After installing, the `imdbx` command is available system-wide:

```bash
imdbx tt7441658                     # Black Clover, all seasons
imdbx tt0903747                     # Breaking Bad
imdbx tt7441658 --seasons 1 2       # specific seasons only
imdbx tt7441658 --output out.json   # save results to a JSON file
imdbx tt7441658 --download-images   # also download cover art to ./images/
imdbx tt7441658 --images-dir ~/pics # download cover art to a custom directory
imdbx tt7441658 --meta-only         # series metadata only — no browser needed
imdbx --load out.json               # display a previously saved JSON file
imdbx tt7441658 --pool-size 8       # increase concurrency for faster scraping
imdbx tt7441658 --debug             # verbose output: HTTP, browser events, timing
```

### `--test` — testing mode

```bash
# Run the full offline unit-test suite (no network required)
imdbx --test

# Live end-to-end smoke test — fetches real data and checks key fields
imdbx --test tt7441658
imdbx --test tt0903747
```

`--test` alone runs `pytest` on the bundled test suite and exits with pytest's return code (0 = all passed). Requires `pip install "IMDBx[dev]"`.

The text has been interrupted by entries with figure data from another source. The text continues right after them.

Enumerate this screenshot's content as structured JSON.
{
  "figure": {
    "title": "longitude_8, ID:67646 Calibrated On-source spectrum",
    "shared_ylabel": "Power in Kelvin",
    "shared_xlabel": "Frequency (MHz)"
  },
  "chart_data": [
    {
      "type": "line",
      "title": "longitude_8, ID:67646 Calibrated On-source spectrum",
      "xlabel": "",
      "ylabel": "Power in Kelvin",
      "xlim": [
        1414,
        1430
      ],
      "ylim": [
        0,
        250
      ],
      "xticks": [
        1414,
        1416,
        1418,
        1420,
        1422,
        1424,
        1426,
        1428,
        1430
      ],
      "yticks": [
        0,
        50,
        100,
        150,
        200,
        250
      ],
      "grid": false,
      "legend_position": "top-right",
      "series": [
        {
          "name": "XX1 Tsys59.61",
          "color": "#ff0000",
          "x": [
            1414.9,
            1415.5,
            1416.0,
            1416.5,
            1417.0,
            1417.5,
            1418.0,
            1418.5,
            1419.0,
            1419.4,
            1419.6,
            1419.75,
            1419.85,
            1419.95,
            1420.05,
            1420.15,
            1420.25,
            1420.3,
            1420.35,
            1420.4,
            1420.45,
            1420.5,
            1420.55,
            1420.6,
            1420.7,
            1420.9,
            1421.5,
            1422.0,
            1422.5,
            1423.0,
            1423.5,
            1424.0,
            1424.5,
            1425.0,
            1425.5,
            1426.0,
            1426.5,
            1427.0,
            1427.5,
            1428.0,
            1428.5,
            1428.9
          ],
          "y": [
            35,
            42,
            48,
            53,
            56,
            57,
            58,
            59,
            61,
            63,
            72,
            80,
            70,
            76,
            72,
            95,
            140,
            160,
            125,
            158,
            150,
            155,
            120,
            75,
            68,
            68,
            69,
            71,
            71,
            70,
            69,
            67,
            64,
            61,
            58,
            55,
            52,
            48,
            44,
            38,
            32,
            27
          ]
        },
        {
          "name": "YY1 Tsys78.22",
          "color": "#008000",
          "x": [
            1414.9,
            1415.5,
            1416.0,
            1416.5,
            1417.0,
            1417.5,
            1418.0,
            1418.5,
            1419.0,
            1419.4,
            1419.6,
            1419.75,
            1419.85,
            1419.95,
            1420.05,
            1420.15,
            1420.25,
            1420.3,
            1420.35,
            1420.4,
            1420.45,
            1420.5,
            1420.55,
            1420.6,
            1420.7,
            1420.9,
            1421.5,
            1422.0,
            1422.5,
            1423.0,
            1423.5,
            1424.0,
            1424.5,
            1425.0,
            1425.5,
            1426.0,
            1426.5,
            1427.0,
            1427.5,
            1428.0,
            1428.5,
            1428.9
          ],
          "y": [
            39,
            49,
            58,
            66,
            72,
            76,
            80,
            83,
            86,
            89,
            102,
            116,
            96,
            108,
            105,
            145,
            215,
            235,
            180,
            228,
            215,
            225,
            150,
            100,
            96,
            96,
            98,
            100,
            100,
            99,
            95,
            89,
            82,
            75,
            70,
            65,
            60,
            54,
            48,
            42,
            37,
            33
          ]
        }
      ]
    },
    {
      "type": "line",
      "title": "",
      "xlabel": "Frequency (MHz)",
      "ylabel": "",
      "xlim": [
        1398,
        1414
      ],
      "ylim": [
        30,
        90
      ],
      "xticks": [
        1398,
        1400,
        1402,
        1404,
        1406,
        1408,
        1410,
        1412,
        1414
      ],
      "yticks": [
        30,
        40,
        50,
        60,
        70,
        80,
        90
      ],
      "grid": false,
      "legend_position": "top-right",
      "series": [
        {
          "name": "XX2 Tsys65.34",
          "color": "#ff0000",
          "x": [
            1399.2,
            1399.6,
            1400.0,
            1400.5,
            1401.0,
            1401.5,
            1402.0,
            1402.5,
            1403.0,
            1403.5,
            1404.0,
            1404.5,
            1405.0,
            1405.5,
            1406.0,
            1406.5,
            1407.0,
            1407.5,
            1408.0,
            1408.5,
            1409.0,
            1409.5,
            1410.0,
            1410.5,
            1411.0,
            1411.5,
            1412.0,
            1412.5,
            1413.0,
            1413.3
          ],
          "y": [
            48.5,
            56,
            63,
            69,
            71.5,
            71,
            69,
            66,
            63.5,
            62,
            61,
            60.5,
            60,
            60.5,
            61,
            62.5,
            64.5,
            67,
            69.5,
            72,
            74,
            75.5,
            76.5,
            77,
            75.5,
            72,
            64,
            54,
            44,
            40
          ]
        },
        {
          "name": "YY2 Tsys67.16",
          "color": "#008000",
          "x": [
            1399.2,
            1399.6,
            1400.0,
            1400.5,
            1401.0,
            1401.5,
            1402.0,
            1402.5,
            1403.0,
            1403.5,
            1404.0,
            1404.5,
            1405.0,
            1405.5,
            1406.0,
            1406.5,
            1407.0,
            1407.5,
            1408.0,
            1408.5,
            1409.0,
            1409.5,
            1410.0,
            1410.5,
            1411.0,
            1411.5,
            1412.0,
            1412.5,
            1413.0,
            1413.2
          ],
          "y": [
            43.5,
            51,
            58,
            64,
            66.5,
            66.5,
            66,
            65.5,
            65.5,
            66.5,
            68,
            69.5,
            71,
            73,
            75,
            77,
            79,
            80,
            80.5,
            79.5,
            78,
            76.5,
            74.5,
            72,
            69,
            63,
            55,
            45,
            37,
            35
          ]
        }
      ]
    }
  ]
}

`--test <TITLE_ID>` hits the real IMDBx API, verifies that metadata and episode data are populated correctly, and prints a coloured ✓/✗ summary. Requires a network connection and Playwright/Chromium.

---

## Architecture

```
imdbx/
├── __init__.py     ← public API  (title, season, episode, metadata, load)
├── models.py       ← dataclasses (TitleInfo, SeriesMetadata, Episode)
├── cli.py          ← imdbx command — all flags with full help text
├── _scraper.py     ← orchestration: coordinates HTTP + browser + images
├── _http.py        ← niquests connection pool + async image downloader
├── _browser.py     ← Playwright pool + "Show more" expansion detection
├── _parse.py       ← BeautifulSoup parsers (zero hardcoded class names)
├── _display.py     ← terminal colour output
└── _log.py         ← shared ANSI colour helpers + debug flag
tests/
├── test_models_episode_dataclass.py   ← Episode field and repr tests
├── test_models_series_title_info.py   ← TitleInfo + save/load round-trip
├── test_parse_episode_cards.py        ← HTML → Episode parsing
├── test_parse_series_metadata.py      ← HTML → SeriesMetadata parsing
└── test_http_session_and_load.py      ← HTTP session and JSON load tests
```

Three-layer hybrid approach:

- **Layer 1** (niquests): lightweight HTTP for metadata, season counts, and image downloads
- **Layer 2** (Playwright): headless Chromium for JS-rendered episode pages with "Show more" expansion
- **Layer 3** (async): concurrent cover-image fetching via `niquests.AsyncSession`

---

## Running tests

Tests require a source checkout:

```bash
git clone https://github.com/ENC4YP7ED/IMDBx
cd IMDBx
pip install -e ".[dev]"

# Via pytest directly
pytest

# Via the CLI — same result
imdbx --test

# Live smoke test against a real title (network + Chromium required)
imdbx --test tt7441658
```

---

## Contributing

1. Fork the repository
2. Create a feature branch: `git checkout -b feat/my-change`
3. Install dev dependencies: `pip install -e ".[dev]"`
4. Make your changes and add tests
5. Verify everything passes: `imdbx --test`
6. Open a pull request

---

## License

MIT — see [LICENSE](LICENSE) for details.